Les transcriptions déposées mardi aux audiences de l’enquête publique indiquent que les policiers qui se sont précipités, sirènes hurlantes, à Portapique au soir du 18 avril 2020 répondaient à un appel déchirant au 911, logé à 22 h 04 par Jamie Blair juste avant qu’elle ne soit assassinée par le tueur.

Un résumé de 92 pages préparé par la commission d’enquête détaille les gestes posés par les premiers policiers de la Gendarmerie royale du Canada (GRC) après leur arrivée à Portapique. On y apprend que pendant environ une heure et demie, ils ont été les trois seuls policiers dans tout le village.

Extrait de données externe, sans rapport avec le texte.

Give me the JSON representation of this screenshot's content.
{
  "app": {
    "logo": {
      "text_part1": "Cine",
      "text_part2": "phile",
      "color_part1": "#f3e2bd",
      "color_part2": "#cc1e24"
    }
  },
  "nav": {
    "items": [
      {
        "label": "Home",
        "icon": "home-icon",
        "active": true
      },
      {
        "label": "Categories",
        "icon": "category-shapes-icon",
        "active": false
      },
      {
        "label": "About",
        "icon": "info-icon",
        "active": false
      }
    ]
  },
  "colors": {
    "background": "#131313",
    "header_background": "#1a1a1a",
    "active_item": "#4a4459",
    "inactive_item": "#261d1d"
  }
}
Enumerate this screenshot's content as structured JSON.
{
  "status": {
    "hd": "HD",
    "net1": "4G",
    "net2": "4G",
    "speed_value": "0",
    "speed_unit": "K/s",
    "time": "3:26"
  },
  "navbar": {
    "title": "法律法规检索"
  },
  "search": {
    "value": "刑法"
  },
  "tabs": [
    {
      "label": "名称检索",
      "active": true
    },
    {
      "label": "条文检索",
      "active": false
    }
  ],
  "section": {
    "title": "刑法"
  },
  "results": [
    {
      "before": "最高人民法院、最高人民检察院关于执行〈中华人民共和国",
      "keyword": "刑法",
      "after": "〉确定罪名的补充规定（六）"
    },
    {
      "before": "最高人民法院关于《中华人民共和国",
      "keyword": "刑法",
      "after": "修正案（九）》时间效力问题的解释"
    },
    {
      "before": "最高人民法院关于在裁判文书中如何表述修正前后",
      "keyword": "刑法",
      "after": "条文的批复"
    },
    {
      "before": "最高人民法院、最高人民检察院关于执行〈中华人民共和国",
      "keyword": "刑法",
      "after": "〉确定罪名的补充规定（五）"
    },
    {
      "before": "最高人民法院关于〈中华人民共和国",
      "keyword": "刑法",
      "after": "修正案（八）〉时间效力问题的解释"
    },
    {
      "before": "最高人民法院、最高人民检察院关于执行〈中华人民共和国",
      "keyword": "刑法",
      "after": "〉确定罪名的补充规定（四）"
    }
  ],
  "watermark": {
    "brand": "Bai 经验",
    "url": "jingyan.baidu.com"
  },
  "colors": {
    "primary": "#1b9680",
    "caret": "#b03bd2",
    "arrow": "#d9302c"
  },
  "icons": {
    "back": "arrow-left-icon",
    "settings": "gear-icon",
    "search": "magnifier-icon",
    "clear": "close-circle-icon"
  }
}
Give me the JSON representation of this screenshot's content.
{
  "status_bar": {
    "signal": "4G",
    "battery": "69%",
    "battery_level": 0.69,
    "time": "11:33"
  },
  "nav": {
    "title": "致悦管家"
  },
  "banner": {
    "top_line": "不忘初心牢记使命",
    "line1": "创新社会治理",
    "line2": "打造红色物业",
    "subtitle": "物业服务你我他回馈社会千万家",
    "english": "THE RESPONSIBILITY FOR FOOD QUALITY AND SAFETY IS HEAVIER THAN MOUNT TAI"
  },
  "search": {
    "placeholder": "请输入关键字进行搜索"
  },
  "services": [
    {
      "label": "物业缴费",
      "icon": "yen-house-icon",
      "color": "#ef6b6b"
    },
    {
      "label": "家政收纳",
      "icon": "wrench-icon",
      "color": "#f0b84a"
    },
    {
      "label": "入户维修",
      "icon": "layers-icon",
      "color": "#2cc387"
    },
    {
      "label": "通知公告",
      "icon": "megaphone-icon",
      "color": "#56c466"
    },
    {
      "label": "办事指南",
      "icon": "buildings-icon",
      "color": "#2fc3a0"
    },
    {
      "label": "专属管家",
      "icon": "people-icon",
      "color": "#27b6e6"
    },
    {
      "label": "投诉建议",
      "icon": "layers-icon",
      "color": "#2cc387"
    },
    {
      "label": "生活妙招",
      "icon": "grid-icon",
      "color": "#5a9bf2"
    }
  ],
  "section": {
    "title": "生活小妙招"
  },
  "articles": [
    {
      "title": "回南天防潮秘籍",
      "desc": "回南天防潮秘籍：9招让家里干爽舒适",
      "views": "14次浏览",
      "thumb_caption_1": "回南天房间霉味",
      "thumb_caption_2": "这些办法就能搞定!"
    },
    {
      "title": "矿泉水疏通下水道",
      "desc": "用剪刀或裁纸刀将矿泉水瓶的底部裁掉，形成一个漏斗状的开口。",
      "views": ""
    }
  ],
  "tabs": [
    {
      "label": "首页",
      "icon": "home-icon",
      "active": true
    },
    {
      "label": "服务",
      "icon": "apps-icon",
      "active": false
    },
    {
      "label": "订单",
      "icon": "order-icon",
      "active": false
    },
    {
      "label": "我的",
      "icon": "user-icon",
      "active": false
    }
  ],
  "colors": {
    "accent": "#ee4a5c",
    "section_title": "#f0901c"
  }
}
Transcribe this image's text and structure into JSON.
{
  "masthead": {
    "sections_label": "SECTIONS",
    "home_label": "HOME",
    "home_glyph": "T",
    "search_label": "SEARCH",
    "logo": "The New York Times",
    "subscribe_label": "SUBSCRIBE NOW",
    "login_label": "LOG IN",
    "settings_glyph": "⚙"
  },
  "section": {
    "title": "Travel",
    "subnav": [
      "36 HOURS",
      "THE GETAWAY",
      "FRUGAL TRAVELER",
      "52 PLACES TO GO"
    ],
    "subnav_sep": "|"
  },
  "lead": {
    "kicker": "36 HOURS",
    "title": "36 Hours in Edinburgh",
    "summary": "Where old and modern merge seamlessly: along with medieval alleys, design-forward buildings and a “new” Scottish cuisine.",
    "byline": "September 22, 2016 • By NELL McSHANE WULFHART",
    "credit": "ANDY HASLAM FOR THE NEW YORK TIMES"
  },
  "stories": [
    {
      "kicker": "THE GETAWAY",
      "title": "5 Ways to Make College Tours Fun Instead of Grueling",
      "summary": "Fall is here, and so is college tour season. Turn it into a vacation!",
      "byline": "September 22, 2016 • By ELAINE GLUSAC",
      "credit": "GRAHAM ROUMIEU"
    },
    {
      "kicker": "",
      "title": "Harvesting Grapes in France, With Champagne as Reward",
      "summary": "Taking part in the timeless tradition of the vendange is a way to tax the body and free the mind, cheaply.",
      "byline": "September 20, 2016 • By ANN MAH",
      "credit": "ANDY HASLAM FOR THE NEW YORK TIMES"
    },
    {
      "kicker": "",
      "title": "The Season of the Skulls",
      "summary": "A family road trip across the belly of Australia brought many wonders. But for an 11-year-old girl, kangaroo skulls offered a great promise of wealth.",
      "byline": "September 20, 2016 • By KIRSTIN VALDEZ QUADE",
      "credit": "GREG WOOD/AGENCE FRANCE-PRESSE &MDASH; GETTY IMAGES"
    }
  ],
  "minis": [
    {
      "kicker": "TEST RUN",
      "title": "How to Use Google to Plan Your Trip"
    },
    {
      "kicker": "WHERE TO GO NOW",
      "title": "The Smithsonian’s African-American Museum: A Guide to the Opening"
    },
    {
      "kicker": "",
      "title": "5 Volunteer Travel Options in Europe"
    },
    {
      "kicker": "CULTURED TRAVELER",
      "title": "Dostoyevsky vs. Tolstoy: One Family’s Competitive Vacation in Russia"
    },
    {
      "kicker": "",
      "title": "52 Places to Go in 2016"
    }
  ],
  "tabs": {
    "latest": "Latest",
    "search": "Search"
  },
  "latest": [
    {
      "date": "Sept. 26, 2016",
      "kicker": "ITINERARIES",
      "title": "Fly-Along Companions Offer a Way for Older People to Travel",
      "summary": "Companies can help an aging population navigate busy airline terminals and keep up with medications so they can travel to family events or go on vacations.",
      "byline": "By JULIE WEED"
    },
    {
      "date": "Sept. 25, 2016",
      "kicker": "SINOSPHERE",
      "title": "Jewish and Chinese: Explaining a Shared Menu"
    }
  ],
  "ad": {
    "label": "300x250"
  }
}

Alors que l’agent Stuart Beselt se dirigeait vers Portapique, il a rencontré les résidants Andrew et Kate MacDonald, qui venaient de croiser le tueur au volant de sa réplique d’une voiture de patrouille de la GRC ; Andrew MacDonald avait été atteint par balle. Mais l’enquête a appris lundi qu’à ce moment-là, le tireur se trouvait au-delà du champ de vision de l’agent Beselt, dans un creux de la route.

Quelque part entre 22 h 27 et 22 h 40, le tueur a roulé vers le sud, plus profondément dans la petite communauté, et il a tué par balles Joanne Thomas et John Zahl, chez eux.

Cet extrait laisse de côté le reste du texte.